By Joel Ceausu The Suburban, Dec 8, 2021
“Racial profiling can make you feel anxious, nervous, emotional, humiliated, ashamed, embarrassed, vulnerable, inadequate, judged, angry, not-worthy, unstable and uneasy.”

A coalition dedicated to fighting systemic discrimination and racial profiling has launched a federal e-petition challenging Montreal’s largest borough to act quickly.
The Red Coalition, founded by NDG resident Joel DeBellefeuille, says CDN-NDG is in breach of the Montreal charter of rights and responsibilities by not having an action plan in place to fight the scourge of racial profiling by law enforcement.
In a letter to Mayor Gracia Kasoki Katahwa, DeBellefeuille – who made national headlines for his decade-long successful battle with the city of Longueuil and its police department after he was repeatedly stopped for “driving while black” – says Montreal’s action plan is not adequate for all 19 boroughs as each one has its own distinct demographic and challenges.

“Remember the game when you were a kid, broken telephone? — by the time it gets to number 10, it’s no longer relevant” he told The Suburban, adding there are some jurisdictions with particular by-laws that affect people of colour disproportionately based on population, density and more.
“It has to be custom;,it has to be local,” he says. “We can’t expect borough mayors to create an across-the-board plan properly,” recalling Outremont may have less issues with profiling as it “has only 9.7% visible minorities compared to CDN-NDG with 46.8%, or 11.5% for towns like Baie-D’Urfé. “It’s imperative that CDN-NDG put pen to paper and develop a plan that actually fits the borough while implementing Montreal’s action plan in tandem.
DeBellefeuille, who has previously employed the city charter to force local administrations to act on emergency repairs on social housing and park maintenance, says contrary to Article 16 requirements, the borough currently has no action plan to combat discrimination, racial profiling, xenophobia and more. Further, he says the loss of a police station in its western half is a contributing factor to over-policing of impoverished districts with a high concentration of diverse ethnic backgrounds. (A 2019 study showed, among other things, that black people make up 9.5% of the island’s population, but are subject to a quarter of all police stops.)

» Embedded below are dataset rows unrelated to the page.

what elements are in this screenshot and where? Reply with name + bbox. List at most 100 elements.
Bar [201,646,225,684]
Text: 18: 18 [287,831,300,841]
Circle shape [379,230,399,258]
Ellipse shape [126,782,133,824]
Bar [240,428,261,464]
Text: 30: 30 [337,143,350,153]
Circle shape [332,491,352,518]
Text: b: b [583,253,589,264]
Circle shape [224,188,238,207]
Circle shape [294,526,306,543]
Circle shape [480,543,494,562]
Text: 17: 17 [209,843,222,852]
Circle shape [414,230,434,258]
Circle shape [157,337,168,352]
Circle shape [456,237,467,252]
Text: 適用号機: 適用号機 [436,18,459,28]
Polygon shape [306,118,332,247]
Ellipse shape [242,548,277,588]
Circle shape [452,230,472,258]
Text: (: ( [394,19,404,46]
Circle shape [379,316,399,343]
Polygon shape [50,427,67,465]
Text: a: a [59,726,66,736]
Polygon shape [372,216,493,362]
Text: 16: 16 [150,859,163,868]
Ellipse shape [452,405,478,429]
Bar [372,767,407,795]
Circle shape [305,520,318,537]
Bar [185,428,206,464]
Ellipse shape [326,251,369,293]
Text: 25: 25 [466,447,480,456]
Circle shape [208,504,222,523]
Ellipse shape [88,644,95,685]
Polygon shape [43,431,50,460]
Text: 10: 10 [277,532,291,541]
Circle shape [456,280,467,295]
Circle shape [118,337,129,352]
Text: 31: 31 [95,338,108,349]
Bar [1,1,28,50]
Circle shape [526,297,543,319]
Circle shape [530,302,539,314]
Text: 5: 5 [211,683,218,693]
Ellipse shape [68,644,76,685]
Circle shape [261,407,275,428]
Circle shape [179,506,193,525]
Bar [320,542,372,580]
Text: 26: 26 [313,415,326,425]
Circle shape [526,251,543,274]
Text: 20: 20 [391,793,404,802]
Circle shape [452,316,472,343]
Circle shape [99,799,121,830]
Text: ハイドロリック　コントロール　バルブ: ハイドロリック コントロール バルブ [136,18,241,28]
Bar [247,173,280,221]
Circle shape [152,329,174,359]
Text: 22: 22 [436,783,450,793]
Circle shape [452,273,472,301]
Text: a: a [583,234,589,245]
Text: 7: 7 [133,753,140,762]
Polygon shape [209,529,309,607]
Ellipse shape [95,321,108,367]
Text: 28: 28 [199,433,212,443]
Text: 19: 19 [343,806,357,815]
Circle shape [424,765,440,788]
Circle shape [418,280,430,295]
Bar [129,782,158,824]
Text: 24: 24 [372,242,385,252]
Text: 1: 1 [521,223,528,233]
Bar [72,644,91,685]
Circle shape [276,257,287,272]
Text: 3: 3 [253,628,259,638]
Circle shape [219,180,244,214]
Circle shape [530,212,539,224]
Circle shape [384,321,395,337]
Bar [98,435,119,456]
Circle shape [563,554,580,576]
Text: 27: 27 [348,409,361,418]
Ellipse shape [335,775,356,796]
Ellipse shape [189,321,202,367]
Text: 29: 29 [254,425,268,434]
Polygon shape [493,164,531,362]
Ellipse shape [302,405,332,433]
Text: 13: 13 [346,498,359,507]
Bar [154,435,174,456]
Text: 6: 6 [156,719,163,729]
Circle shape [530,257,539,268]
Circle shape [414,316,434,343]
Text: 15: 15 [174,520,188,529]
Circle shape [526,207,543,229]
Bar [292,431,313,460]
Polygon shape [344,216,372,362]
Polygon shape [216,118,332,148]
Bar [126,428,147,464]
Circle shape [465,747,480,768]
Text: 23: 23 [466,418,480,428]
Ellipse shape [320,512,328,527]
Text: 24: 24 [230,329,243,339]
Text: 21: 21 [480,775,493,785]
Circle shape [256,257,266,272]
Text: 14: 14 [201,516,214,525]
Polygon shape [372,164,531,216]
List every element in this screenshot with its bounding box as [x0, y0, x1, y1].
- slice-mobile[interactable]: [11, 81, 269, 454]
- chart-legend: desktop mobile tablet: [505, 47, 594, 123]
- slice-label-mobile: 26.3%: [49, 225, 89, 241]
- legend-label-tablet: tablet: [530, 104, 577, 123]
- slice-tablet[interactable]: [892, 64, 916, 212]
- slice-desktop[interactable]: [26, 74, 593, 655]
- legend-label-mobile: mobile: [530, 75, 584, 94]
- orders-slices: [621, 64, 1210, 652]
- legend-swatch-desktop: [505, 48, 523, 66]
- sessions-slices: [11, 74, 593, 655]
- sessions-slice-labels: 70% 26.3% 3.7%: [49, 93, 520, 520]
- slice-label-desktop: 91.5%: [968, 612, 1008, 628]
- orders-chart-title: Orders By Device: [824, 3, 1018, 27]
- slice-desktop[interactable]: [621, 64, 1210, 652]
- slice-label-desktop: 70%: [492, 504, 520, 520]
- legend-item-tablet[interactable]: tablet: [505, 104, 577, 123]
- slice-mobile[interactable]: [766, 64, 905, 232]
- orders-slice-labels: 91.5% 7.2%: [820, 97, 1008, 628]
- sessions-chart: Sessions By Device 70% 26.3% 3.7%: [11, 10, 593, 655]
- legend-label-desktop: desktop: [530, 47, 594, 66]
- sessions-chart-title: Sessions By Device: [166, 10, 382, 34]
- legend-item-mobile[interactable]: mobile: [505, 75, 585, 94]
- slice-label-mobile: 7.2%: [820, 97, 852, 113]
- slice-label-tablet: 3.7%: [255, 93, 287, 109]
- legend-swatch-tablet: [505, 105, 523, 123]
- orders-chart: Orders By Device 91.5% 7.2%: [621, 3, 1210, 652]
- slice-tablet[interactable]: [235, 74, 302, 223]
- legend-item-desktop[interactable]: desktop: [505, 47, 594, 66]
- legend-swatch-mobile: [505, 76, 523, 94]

The Suburban asked Mayor Katahwa about the campaign. The fight against systemic racism and discrimination is a priority for her administration, she said, adding that “the city will follow through on the 38 recommendations put forward by the Office de consultation publique de Montréal report on systemic racism and discrimination and has hired a commissioner (Bochra Manai) on the issue to ensure the implementation of the recommendations. At the borough level, we plan to work with our local partners, including the local police station to ensure that the city’s anti-racism strategy is respected, taking into consideration the specificities of Côte-des Neiges-Notre Dame Grâce.”
The petition to the House of Commons is sponsored by NDP MP Matthew Green and endorsed by Liberal MP Greg Fergus and asks the Minister of Public Safety to enact legislation requiring all law enforcement agencies to have established and maintained adequate policies and procedures designed to eliminate racial profiling in order to qualify for funding under any transfer payment program.
“Before they receive federal funding budgets, they must have an action plan in place,” says DeBellefeuille, who doesn’t think the issue of stepping on provincial jurisdiction or selling the idea on a national scale is particularly problematic. “Quebec Public Security Minister Geneviève Guilbault just announced $930,000 to fight it,” he says, “so they accept that it exists, they accept that it’s a problem, they accept that it needs to be addressed, and they’re doing something about it. So it makes no sense why any jurisdiction would object to it. Why would law enforcement agencies refuse to get on board?”
DeBellefeuille cited the Service de police de l’agglomération de Longueuil (SPAL) as having done the hard work, forced to do so actually, after his highly publicized and historic case which led to a 66-page ruling by the Quebec Human Rights Tribunal and launch of the RESO and Immersion programs by the SPAL to combat systemic racism and racial profiling, and collect race-based data on all interventions with people of colour.